B. IL S'ATTAQUE DOUBLEMENT AUX PRINCIPES FONDATEURS DE LA SÉCURITÉ SOCIALE
D'une part, en mettant un terme au monopole des organismes de protection complémentaire pour la couverture complémentaire, il conduit à s'interroger sur la justification du monopole des organismes d'assurance maladie pour la couverture de base. D'autre part, il institue une couverture maladie " sous condition de ressources ", contraire au principe assurantiel et au caractère d'universalité affirmés sans discontinuer depuis la création de la sécurité sociale.
1. Supprimant le monopole de la couverture complémentaire, il conduit à s'interroger tôt ou tard sur la légitimité du monopole de l'assurance de base
Renonçant au scénario dit
" partenarial "
proposé par M. Jean-Claude Boulard, parlementaire en mission, qui
était également unanimement souhaité par les organismes de
sécurité sociale de base, les mutuelles, les institutions de
prévoyance et les sociétés d'assurance, le projet de loi
propose une solution qui fait intervenir les régimes de base dans la
couverture complémentaire de 10 % de la population française.
Désormais, les CPAM comme les organismes de protection sociale
complémentaire qui le souhaitent -ou qui n'ont pas d'autre choix, si la
création de la CMU conduisait à leur faire perdre un nombre
significatif de cotisants désormais susceptibles d'en
bénéficier- proposeront un produit identique, se
caractérisant par des prestations gratuites financées par un
fonds alimenté par des subventions de l'Etat c'est-à-dire par
l'impôt.
Quelle sera donc, demain, la différence de nature entre, d'un
côté, un régime de base servant des prestations
financées par la collectivité solidaire et un régime
complémentaire servant aux bénéficiaires de la CMU
d'autres prestations financées par la même collectivité
solidaire ?
Or, c'est bien une différence de nature entre les deux catégories
d'assurance de base et complémentaire, qui a conduit la cour de justice
des communautés européennes (arrêt Garcia, 26 mars
1999) à limiter le champ d'application du principe de la liberté
d'assurance au seul domaine de l'assurance complémentaire.
En créant la CMU, il est à craindre que le Gouvernement ait
ouvert une brèche dans le monopole des régimes obligatoires pour
l'assurance maladie de base.
C'est probablement les conséquences d'un tel " mélange des
genres " que craignent aujourd'hui les représentants des
régimes de base en émettant des réserves sur les
modalités de gestion de la CMU telle que prévue par le projet de
loi.
2. Il instaure une assurance maladie " sous condition de ressources "
Comme
l'a affirmé M. Jean-Marie Spaeth, président de la CNAMTS, devant
votre commission, les personnes bénéficiaires de la CMU qui
auront choisi, par souci de simplicité, que la CPAM assure leur
couverture complémentaire, ne se souviendront pas que celle-ci,
juridiquement, n'interviendra que par " délégation de
l'Etat " : ils constateront simplement qu'ils sont " couverts
à 100 % " par la sécurité sociale.
Cette nouveauté induit un bouleversement majeur dans les principes
fondateurs de la sécurité sociale qui, depuis la
Libération, associent assurance et universalité.
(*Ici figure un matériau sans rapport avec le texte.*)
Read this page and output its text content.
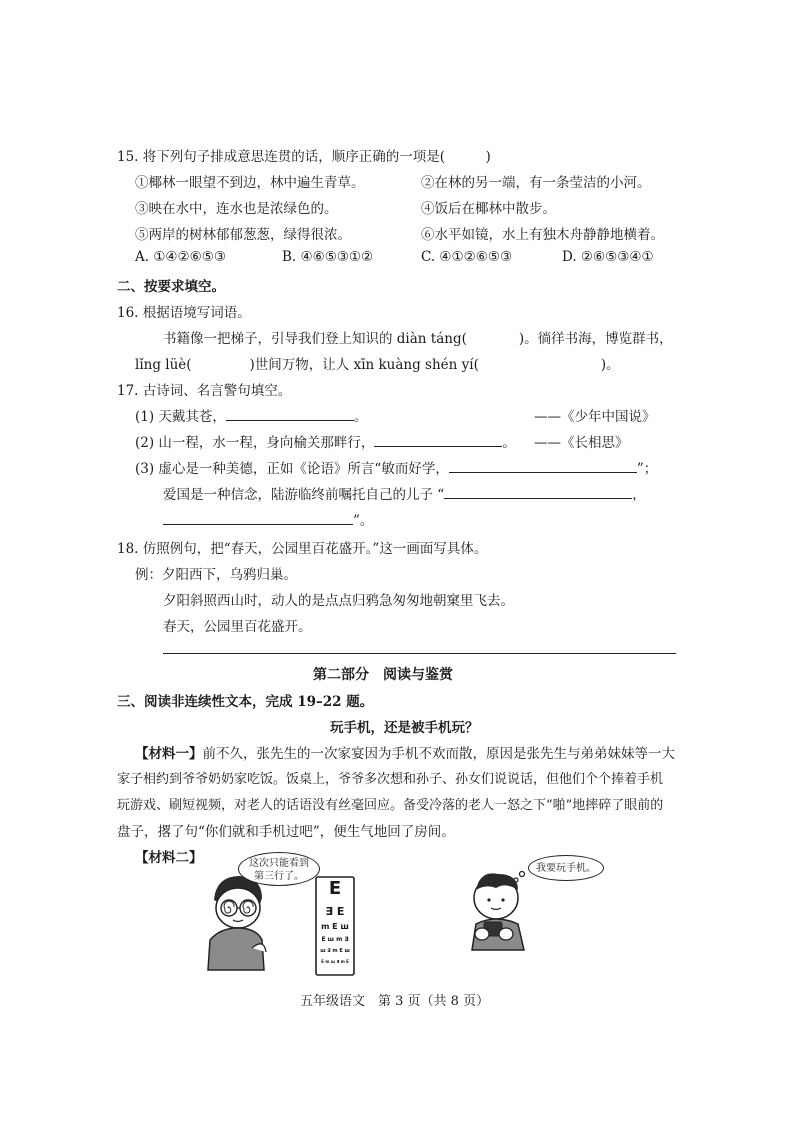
15. 将下列句子排成意思连贯的话，顺序正确的一项是(　　　)
①椰林一眼望不到边，林中遍生青草。	②在林的另一端，有一条莹洁的小河。
③映在水中，连水也是浓绿色的。	④饭后在椰林中散步。
⑤两岸的树林郁郁葱葱，绿得很浓。	⑥水平如镜，水上有独木舟静静地横着。
A. ①④②⑥⑤③	B. ④⑥⑤③①②	C. ④①②⑥⑤③	D. ②⑥⑤③④①
二、按要求填空。
16. 根据语境写词语。
书籍像一把梯子，引导我们登上知识的 diàn táng(	)。徜徉书海，博览群书，
lǐng lüè(	)世间万物，让人 xīn kuàng shén yí(	)。
17. 古诗词、名言警句填空。
(1) 天戴其苍，	。	——《少年中国说》
(2) 山一程，水一程，身向榆关那畔行，	。 ——《长相思》
(3) 虚心是一种美德，正如《论语》所言“敏而好学，	”；
爱国是一种信念，陆游临终前嘱托自己的儿子 “	，
”。
18. 仿照例句，把“春天，公园里百花盛开。”这一画面写具体。
例：夕阳西下，乌鸦归巢。
夕阳斜照西山时，动人的是点点归鸦急匆匆地朝窠里飞去。
春天，公园里百花盛开。
第二部分　阅读与鉴赏
三、阅读非连续性文本，完成 19–22 题。
玩手机，还是被手机玩？
【材料一】前不久，张先生的一次家宴因为手机不欢而散，原因是张先生与弟弟妹妹等一大
家子相约到爷爷奶奶家吃饭。饭桌上，爷爷多次想和孙子、孙女们说说话，但他们个个捧着手机
玩游戏、刷短视频，对老人的话语没有丝毫回应。备受冷落的老人一怒之下“啪”地摔碎了眼前的
盘子，撂了句“你们就和手机过吧”，便生气地回了房间。
【材料二】	这次只能看到
第三行了。
E
∃ E
m E ш
E ш m ∃
ш ∃ m E ш
E m ш ∃ m E
我要玩手机。
五年级语文　第 3 页（共 8 页）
Le principe d'assurance sociale repose sur une logique d'indemnisation du
risque : plus celui-ci est élevé, plus le remboursement est
important. C'est l'application de ce principe qui a conduit à instituer
des remboursements proportionnels aux dépenses engagées. C'est ce
principe aussi qui justifie que les dépenses d'hospitalisation, qui
correspondent à un risque élevé, sont mieux
remboursées que les dépenses de ville. C'est enfin en vertu de ce
principe qu'a été institué le remboursement à
100 % des dépenses liées au traitement des affections de
longue durée.
Le principe d'universalité garantit des remboursements identiques pour
tous : les remboursements ne dépendent ni de la personne, ni de son
lieu de résidence, ni de ses revenus.
La combinaison de ces deux principes conduit, pour les maladies de longue
durée, à un " 100 % sur critère
médical ". Elle ne saurait autoriser un " 100 %
social ", comme le fait la CMU, sauf à faire de la
sécurité sociale, non plus un assureur, mais un instrument de
redistribution des revenus.
Lorsqu'en 1997, Mme Martine Aubry, ministre de l'emploi et de la
solidarité, a voulu placer les allocations familiales sous condition de
ressources, de nombreux parlementaires, de nombreux gestionnaires de la
sécurité sociale, s'opposant à cette mesure, ont
lancé un avertissement, en disant que, si l'on n'y prenait garde,
l'assurance maladie aussi pourrait être placée sous condition de
ressources !
De ce point de vue, la création de la CMU remet en cause l'un des
fondements du contrat social mis en oeuvre à la Libération, ainsi
que les institutions de protection sociale qui en sont dépositaires.